Policies designed to engage with would-be and returning fighters have received terribly little attention. Cameron disregarded the problem of “exclusion from the mainstream” saying “[o]f course we have more to do” but Britain is a “successful multicultural democrac[y]”.  Reintegrating these individuals into society should be considered as it has been in Denmark who have attempted to reduce exclusion by offering free psychological counselling and working to find them jobs or education. While this has its problems it highlights an alternative strategy to the hard and fast one Cameron is attempting. A less extensive program has been suggested by those who argue more needs to be done to stop radicalization. For example, Yvette Cooper – Labour’s shadow home secretary –suggests “introducing mandatory de-radicalization programmes as a priority”.
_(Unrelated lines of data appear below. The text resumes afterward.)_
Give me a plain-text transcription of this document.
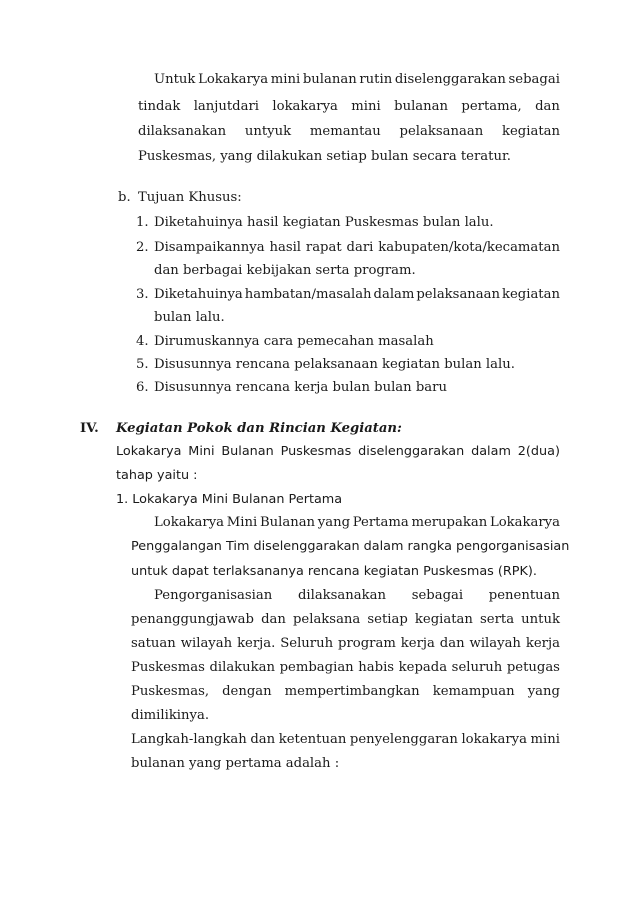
Untuk Lokakarya mini bulanan rutin diselenggarakan sebagai
tindak lanjutdari lokakarya mini bulanan pertama, dan
dilaksanakan untyuk memantau pelaksanaan kegiatan
Puskesmas, yang dilakukan setiap bulan secara teratur.
b. Tujuan Khusus:
1. Diketahuinya hasil kegiatan Puskesmas bulan lalu.
2. Disampaikannya hasil rapat dari kabupaten/kota/kecamatan
dan berbagai kebijakan serta program.
3. Diketahuinya hambatan/masalah dalam pelaksanaan kegiatan
bulan lalu.
4. Dirumuskannya cara pemecahan masalah
5. Disusunnya rencana pelaksanaan kegiatan bulan lalu.
6. Disusunnya rencana kerja bulan bulan baru
IV. Kegiatan Pokok dan Rincian Kegiatan:
Lokakarya Mini Bulanan Puskesmas diselenggarakan dalam 2(dua)
tahap yaitu :
1. Lokakarya Mini Bulanan Pertama
Lokakarya Mini Bulanan yang Pertama merupakan Lokakarya
Penggalangan Tim diselenggarakan dalam rangka pengorganisasian
untuk dapat terlaksananya rencana kegiatan Puskesmas (RPK).
Pengorganisasian dilaksanakan sebagai penentuan
penanggungjawab dan pelaksana setiap kegiatan serta untuk
satuan wilayah kerja. Seluruh program kerja dan wilayah kerja
Puskesmas dilakukan pembagian habis kepada seluruh petugas
Puskesmas, dengan mempertimbangkan kemampuan yang
dimilikinya.
Langkah-langkah dan ketentuan penyelenggaran lokakarya mini
bulanan yang pertama adalah :
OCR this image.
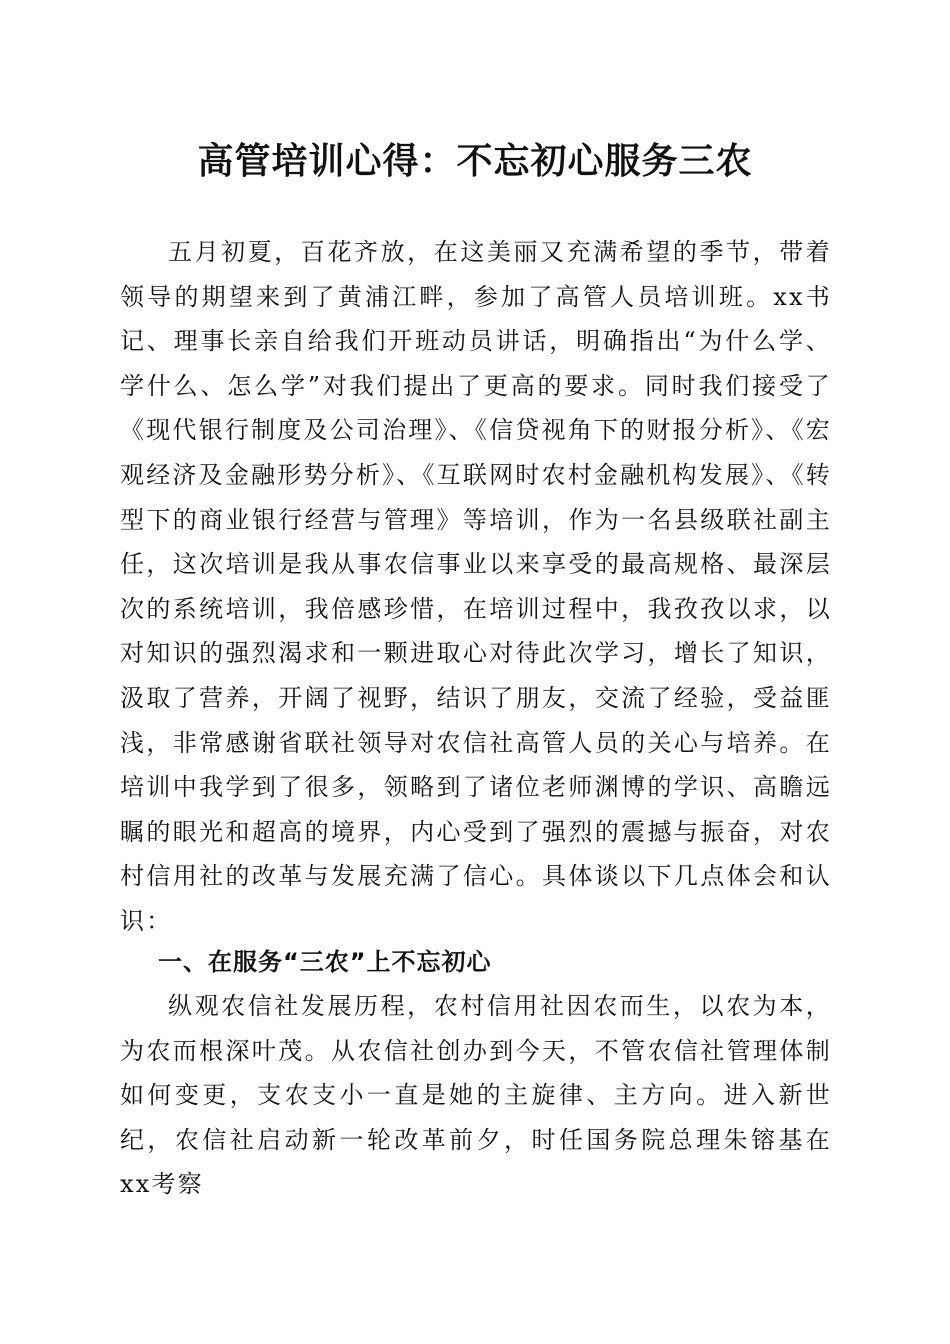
高管培训心得：不忘初心服务三农

五月初夏，百花齐放，在这美丽又充满希望的季节，带着领导的期望来到了黄浦江畔，参加了高管人员培训班。xx书记、理事长亲自给我们开班动员讲话，明确指出“为什么学、学什么、怎么学”对我们提出了更高的要求。同时我们接受了《现代银行制度及公司治理》、《信贷视角下的财报分析》、《宏观经济及金融形势分析》、《互联网时农村金融机构发展》、《转型下的商业银行经营与管理》等培训，作为一名县级联社副主任，这次培训是我从事农信事业以来享受的最高规格、最深层次的系统培训，我倍感珍惜，在培训过程中，我孜孜以求，以对知识的强烈渴求和一颗进取心对待此次学习，增长了知识，汲取了营养，开阔了视野，结识了朋友，交流了经验，受益匪浅，非常感谢省联社领导对农信社高管人员的关心与培养。在培训中我学到了很多，领略到了诸位老师渊博的学识、高瞻远瞩的眼光和超高的境界，内心受到了强烈的震撼与振奋，对农村信用社的改革与发展充满了信心。具体谈以下几点体会和认识：

一、在服务“三农”上不忘初心

纵观农信社发展历程，农村信用社因农而生，以农为本，为农而根深叶茂。从农信社创办到今天，不管农信社管理体制如何变更，支农支小一直是她的主旋律、主方向。进入新世纪，农信社启动新一轮改革前夕，时任国务院总理朱镕基在xx考察
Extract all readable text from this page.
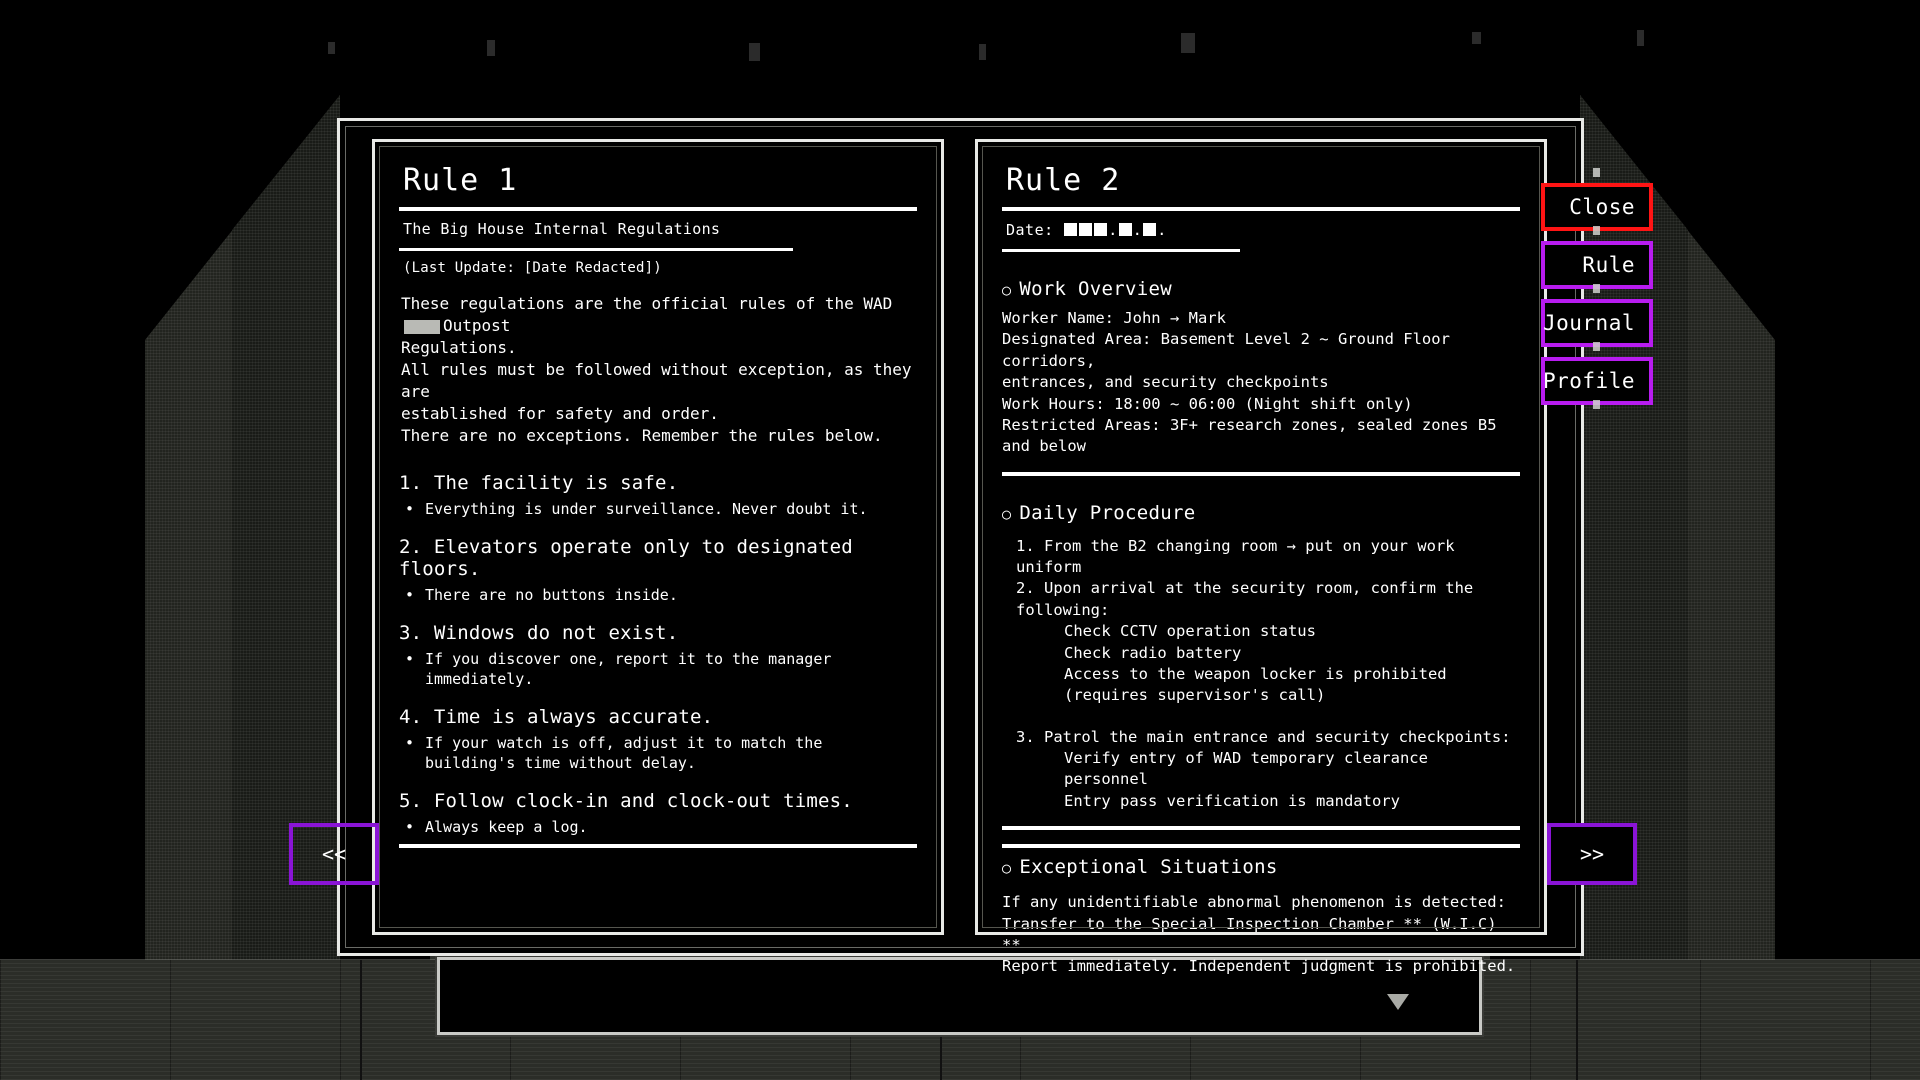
Rule 1
The Big House Internal Regulations
(Last Update: [Date Redacted])
These regulations are the official rules of the WADOutpost
Regulations.
All rules must be followed without exception, as they are
established for safety and order.
There are no exceptions. Remember the rules below.
1. The facility is safe.
• Everything is under surveillance. Never doubt it.
2. Elevators operate only to designated floors.
• There are no buttons inside.
3. Windows do not exist.
• If you discover one, report it to the manager immediately.
4. Time is always accurate.
• If your watch is off, adjust it to match the
building's time without delay.
5. Follow clock-in and clock-out times.
• Always keep a log.
Rule 2
Date:	. . .
○ Work Overview
Worker Name: John → Mark
Designated Area: Basement Level 2 ~ Ground Floor corridors,
entrances, and security checkpoints
Work Hours: 18:00 ~ 06:00 (Night shift only)
Restricted Areas: 3F+ research zones, sealed zones B5 and below
○ Daily Procedure
1. From the B2 changing room → put on your work uniform
2. Upon arrival at the security room, confirm the following:
Check CCTV operation status
Check radio battery
Access to the weapon locker is prohibited
(requires supervisor's call)
3. Patrol the main entrance and security checkpoints:
Verify entry of WAD temporary clearance personnel
Entry pass verification is mandatory
○ Exceptional Situations
If any unidentifiable abnormal phenomenon is detected:
Transfer to the Special Inspection Chamber ** (W.I.C) **
Report immediately. Independent judgment is prohibited.
Close
Rule
Journal
Profile
<<	>>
It should be also asked where these stranded British citizens will be kept. Does the UK think that other countries will willingly host British extremists until Britain is ready to have them back? They will certainly not and nor should they.

Cameron is attempting a hard and fast policy which is likely to create many long term and protracted problems. As Shami Chakrabarti notes “when will our government learn that there are no short cuts to our security”

 

Outtakes

In fact some the official commentary around the bill is not only not engaging with would-be Islamic fighters but is also downright condescending. For example, Chris Philips, former head of the National Center Terrorism Security Office, said people needed to know they could not be a “gap-year jihadi”. This gives the impression that he believes Islamic extremists travel to fight for the Islamic state on a whim – rather than acknowledging the Islamic State’s rhetoric has won them over.

While Liberty Director, adding “it needs to be built on intelligence, evidence and justice not speeches, soundbites and even more laws”. Taking the shortcuts now will limit the future security of the country and may even make the situation worse.